As members of the Black Faculty and Staff Caucus at Queen’s University, we are appalled by Russia’s invasion of Ukraine. We denounce the violence, displacement, and suffering that is being senselessly inflicted on the residents of Ukraine.
Responses to this tragedy, however, also remind us that racism continues to define whose lives are valued and whose are not.
As we watch the situation unfold in the media, some of us are in contact with concerned communities on the ground. We are cognizant of the effects of this conflict on our colleagues and loved ones, especially those with connections to Ukraine. We commend the compassion that is being extended to Ukrainian citizens in their hour of great need, and yet we see how that compassion continues to be denied to racialized others whose experiences of displacement, loss and suffering are cast as different and less deserving. A selection of the media reports and other sources that have given rise to our concerns are provided at the end of this letter.

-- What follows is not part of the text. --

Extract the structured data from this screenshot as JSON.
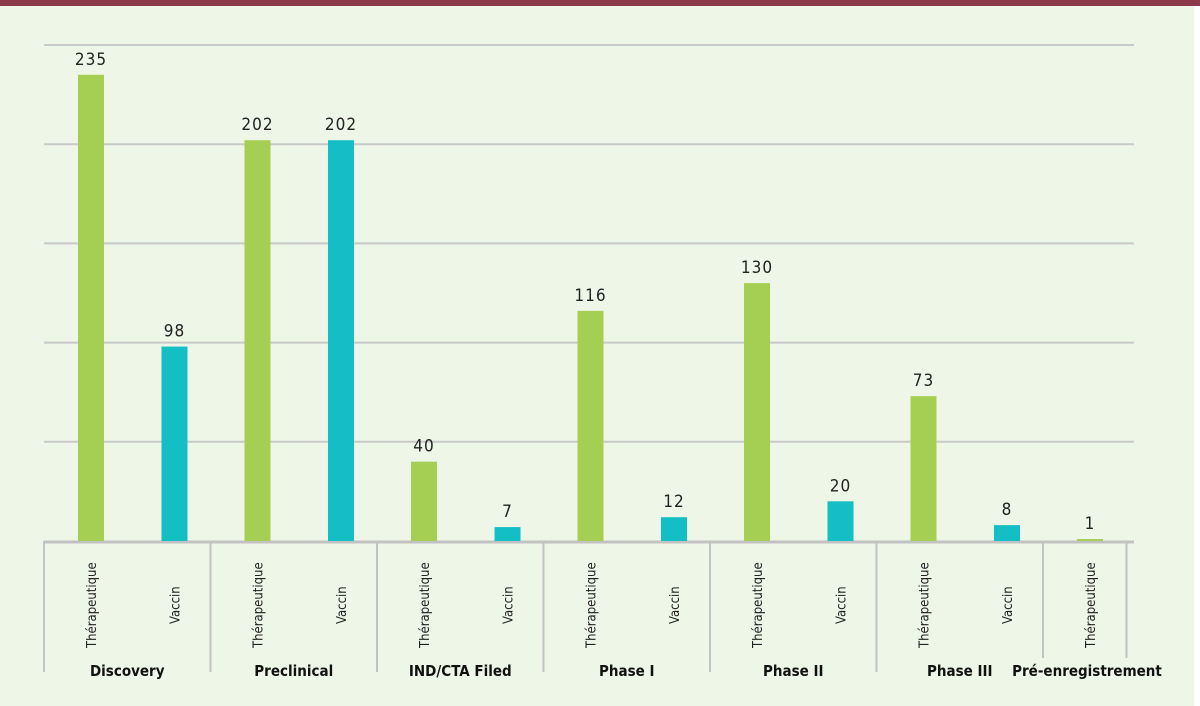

We are especially dismayed by explanations that seek to construct Ukrainian suffering as extraordinary and exceptional by normalizing violence in places outside the Euro-American world and casting Black and other people of colour as inured to the devastations of war. This narrative is rooted in the colonial division of humanity that continues to rely upon the production of racial categories to justify the denial of care in situations of disaster.

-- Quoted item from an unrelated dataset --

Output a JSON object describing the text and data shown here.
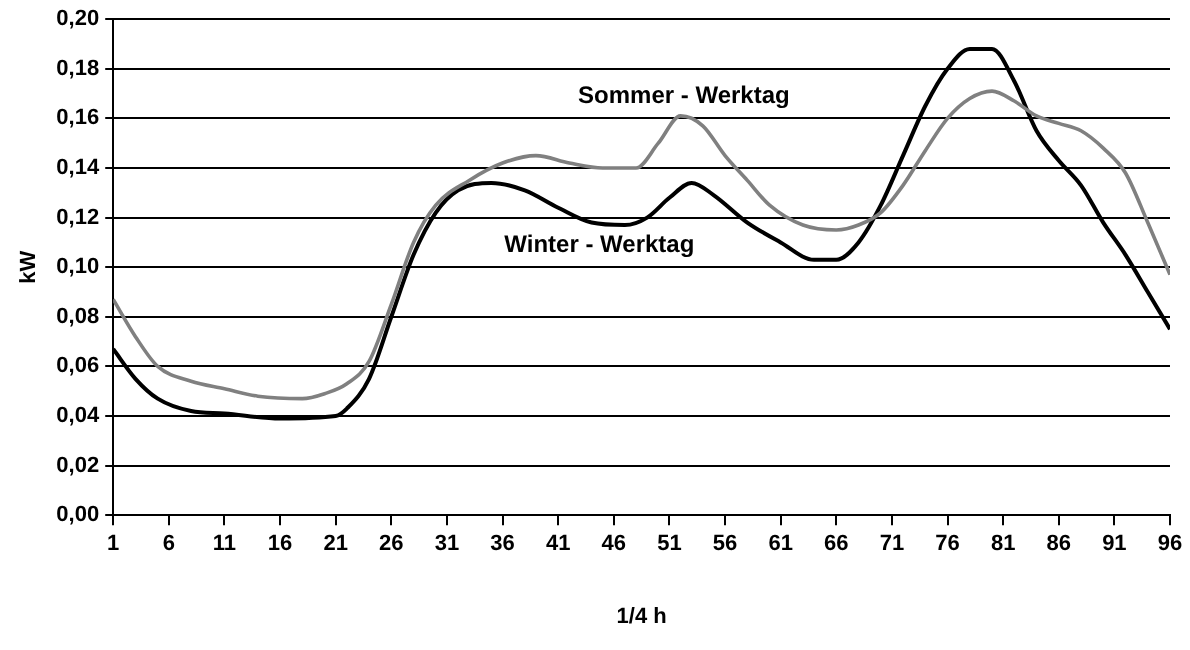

We need to look no further than the racialized geopolitics of border control and policing that has taken place since the Ukrainian crisis began. We have seen videos and heard first-hand accounts about how Africans and other racialized peoples are being treated and denied refuge from the atrocities that are taking place. There are also racialized peoples, for example, the Roma people, whose experiences are erased. The exclusions happening in Ukraine are also happening in broader Europe and North America. Even as large-scale solidarity and humanitarian programs are rolled out for Ukrainians overnight, thousands of racialized migrants and refugees continue to languish in camps, forests, and detention centers with uncertainty about what their futures will be. We are amazed at the speed with which governments can respond to humanitarian needs when there is political will, and disturbed by the racialized hierarchy of statelessness and displacement that is being reinforced and reproduced. We reject and condemn this form of solidarity.

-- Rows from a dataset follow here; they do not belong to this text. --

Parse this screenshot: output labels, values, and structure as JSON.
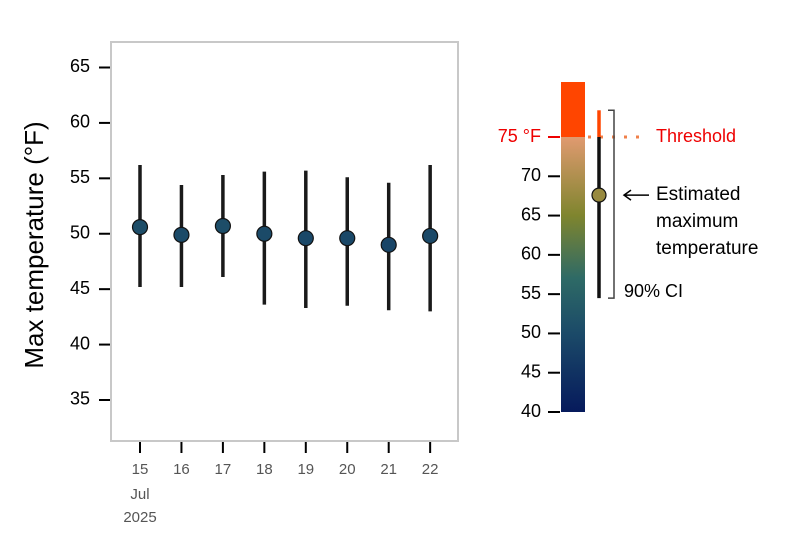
{
  "chart_data": {
    "type": "errorbar",
    "ylabel": "Max temperature (°F)",
    "categories": [
      "15",
      "16",
      "17",
      "18",
      "19",
      "20",
      "21",
      "22"
    ],
    "x_sublabels": [
      "Jul",
      "2025"
    ],
    "values": [
      50.6,
      49.9,
      50.7,
      50.0,
      49.6,
      49.6,
      49.0,
      49.8
    ],
    "lower": [
      45.2,
      45.2,
      46.1,
      43.6,
      43.3,
      43.5,
      43.1,
      43.0
    ],
    "upper": [
      56.2,
      54.4,
      55.3,
      55.6,
      55.7,
      55.1,
      54.6,
      56.2
    ],
    "ylim": [
      31.3,
      67.3
    ],
    "yticks": [
      35,
      40,
      45,
      50,
      55,
      60,
      65
    ],
    "colormap": [
      {
        "value": 40,
        "color": "#061a5c"
      },
      {
        "value": 50,
        "color": "#1b4a68"
      },
      {
        "value": 57,
        "color": "#2e6a66"
      },
      {
        "value": 65,
        "color": "#7f852e"
      },
      {
        "value": 75,
        "color": "#e09a70"
      }
    ],
    "above_color": "#ff4500",
    "legend": {
      "ylim": [
        40,
        82
      ],
      "yticks": [
        40,
        45,
        50,
        55,
        60,
        65,
        70,
        {
          "value": 75,
          "label": "75 °F"
        }
      ],
      "threshold": 75,
      "threshold_label": "Threshold",
      "threshold_color": "#f0804a",
      "example": {
        "value": 67.6,
        "lower": 54.5,
        "upper": 78.4
      },
      "point_label": [
        "Estimated",
        "maximum",
        "temperature"
      ],
      "ci_label": "90% CI"
    }
  }
}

We are in solidarity with people in Ukraine as they face Imperial aggression. We are also committed to global solidarity that recognizes how war in all its forms (sanctions, consequences of climate catastrophes, famine, etc.) destroys lives and communities all around the world. The destruction that is taking place in Ukraine is already causing reverberations across the globe, creating the context for a fuel and food crisis that will produce new displacements, losses, and suffering.
Which wars are recognized and reported on, who is offered assistance and who is left to die are questions that we should all care about. This is the time for governments, institutions, and individuals to be deeply reflective, reflexive, and engaged in an ethics of care for all, and this includes all of us in the Queen’s University community. As we consider ways to express our solidarity with Ukraine we call on our community to embrace accountable forms of engagement that challenge racial exceptionalism and nationalism and recognize the shared pain and suffering of all people being displaced and seeking refuge. This is not the time for a politics of exceptionalism. It is possible to stand with Ukraine and denounce racism.